Menendez, making his first trip to Asia since becoming the committee chairman, said Japan is the cornerstone of U.S. interests in East Asia, with both Tokyo and Washington sharing such values as democracy and human rights.

The two discussed issues concerning Okinawa, where opposition remains strong to the U.S. military presence.

They also talked about “Abenomics,” the economic policy pursued by the Abe administration, according to Menendez.

“The treaty alliance we have with Japan is the cornerstone of our engagement in Asia, which is why I wanted to make (Japan) our first stop,” the senator told reporters after the meeting.

Menendez said he appreciated Abe meeting with him on the anniversary of Japan’s surrender in World War II.

“I’m mindful that the prime minister welcomed me on a day in history, which only goes to show how far the two countries have come together,” he said.

On Abe declining to visit the war-linked Yasukuni Shrine on the surrender anniversary, Menendez said, “I think his decision today is one that’s very clear, very thoughtful and looking toward the future.”

They also talked about the Abenomics policy to revive the Japanese economy, including the “three arrows” of monetary easing, fiscal stimulus and a growth strategy, according to Menendez.

Abe and Menendez agreed that the two countries should cooperate in crafting a free-trade agreement involving Pacific Rim countries known as the Trans-Pacific Partnership, with the latter noting the importance of Japan’s recent participation in the U.S.-led initiative, according to Japanese officials.

Menendez also met with Foreign Minister Fumio Kishida later Thursday.

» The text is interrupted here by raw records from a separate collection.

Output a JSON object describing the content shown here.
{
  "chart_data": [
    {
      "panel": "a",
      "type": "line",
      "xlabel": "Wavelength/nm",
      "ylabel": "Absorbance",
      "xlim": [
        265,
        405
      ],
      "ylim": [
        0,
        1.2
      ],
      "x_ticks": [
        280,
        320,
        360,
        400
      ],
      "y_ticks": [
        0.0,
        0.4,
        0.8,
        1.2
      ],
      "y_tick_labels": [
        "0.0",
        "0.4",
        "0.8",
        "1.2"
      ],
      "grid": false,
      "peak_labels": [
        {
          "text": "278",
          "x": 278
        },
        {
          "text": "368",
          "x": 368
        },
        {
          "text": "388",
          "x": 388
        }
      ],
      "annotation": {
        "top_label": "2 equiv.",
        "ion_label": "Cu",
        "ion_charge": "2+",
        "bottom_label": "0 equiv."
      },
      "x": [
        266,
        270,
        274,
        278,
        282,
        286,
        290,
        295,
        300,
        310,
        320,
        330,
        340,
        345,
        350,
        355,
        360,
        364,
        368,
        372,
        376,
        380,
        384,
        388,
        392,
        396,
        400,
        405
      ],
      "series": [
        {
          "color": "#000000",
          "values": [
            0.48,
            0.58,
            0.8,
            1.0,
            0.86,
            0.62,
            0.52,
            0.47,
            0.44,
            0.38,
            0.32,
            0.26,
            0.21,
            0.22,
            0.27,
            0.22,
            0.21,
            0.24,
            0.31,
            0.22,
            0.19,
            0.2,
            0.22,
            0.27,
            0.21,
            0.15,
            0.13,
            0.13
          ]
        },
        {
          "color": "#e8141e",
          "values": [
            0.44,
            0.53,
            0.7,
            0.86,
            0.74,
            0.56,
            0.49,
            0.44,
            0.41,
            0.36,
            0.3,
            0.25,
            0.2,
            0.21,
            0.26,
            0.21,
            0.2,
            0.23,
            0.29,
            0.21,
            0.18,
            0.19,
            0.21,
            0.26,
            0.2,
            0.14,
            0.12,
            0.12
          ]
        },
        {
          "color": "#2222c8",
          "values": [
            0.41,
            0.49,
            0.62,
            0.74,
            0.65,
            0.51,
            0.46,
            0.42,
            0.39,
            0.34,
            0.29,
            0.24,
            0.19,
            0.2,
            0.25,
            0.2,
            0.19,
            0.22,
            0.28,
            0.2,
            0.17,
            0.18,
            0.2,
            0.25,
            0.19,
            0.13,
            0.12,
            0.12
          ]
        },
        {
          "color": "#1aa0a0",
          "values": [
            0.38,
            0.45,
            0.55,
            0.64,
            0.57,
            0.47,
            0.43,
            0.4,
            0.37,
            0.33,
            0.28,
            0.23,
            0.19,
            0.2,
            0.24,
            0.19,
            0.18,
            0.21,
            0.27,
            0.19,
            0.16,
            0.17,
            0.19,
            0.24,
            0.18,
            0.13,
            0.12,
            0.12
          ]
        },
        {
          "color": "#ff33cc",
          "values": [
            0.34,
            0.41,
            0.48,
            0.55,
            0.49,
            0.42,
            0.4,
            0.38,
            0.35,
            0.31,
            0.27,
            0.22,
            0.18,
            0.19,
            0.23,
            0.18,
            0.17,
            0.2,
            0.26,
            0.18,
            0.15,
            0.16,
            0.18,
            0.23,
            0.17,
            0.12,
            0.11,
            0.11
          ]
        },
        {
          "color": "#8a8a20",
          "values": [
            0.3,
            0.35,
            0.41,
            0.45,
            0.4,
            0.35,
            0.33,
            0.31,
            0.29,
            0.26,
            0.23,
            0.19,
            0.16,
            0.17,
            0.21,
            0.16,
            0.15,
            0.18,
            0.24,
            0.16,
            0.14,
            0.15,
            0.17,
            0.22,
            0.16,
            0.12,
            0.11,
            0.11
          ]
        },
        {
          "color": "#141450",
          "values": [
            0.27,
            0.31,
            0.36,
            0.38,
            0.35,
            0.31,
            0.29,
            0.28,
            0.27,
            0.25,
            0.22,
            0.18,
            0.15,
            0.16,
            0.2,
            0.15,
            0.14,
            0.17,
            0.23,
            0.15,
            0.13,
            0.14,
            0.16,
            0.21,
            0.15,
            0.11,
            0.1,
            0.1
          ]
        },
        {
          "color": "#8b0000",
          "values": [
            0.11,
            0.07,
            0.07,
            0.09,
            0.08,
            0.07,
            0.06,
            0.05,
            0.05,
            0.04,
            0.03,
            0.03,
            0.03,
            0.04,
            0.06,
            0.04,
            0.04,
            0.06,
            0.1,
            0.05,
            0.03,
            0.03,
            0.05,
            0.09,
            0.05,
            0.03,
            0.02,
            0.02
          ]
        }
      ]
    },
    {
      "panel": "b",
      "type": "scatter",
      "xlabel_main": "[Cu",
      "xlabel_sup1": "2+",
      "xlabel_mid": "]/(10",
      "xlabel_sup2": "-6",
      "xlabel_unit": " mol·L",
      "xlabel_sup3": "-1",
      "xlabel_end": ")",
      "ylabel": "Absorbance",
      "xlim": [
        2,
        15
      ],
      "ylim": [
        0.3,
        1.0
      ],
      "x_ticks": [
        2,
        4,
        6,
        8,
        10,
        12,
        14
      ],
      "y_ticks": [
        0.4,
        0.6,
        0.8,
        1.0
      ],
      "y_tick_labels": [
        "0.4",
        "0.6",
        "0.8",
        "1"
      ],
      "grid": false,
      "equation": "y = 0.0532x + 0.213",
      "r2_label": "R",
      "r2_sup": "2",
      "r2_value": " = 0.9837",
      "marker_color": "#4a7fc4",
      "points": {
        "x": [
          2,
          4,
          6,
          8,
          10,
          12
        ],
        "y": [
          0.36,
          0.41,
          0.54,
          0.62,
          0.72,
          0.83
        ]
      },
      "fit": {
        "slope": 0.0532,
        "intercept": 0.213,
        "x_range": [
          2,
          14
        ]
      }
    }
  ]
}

They agreed it is important for Japan and the U.S. to proceed with the realignment of U.S. forces in Japan as agreed on between the two countries, Japanese officials said.

During a meeting Wednesday with the head of New Komeito, the junior coalition partner of the Liberal Democratic Party, the senator called for the restoration of Japan-China relations.

Natsuo Yamaguchi responded by saying his party will put weight on increasing dialogue with China. Yamaguchi is expected to visit Washington and New York from Sept. 8 to 13.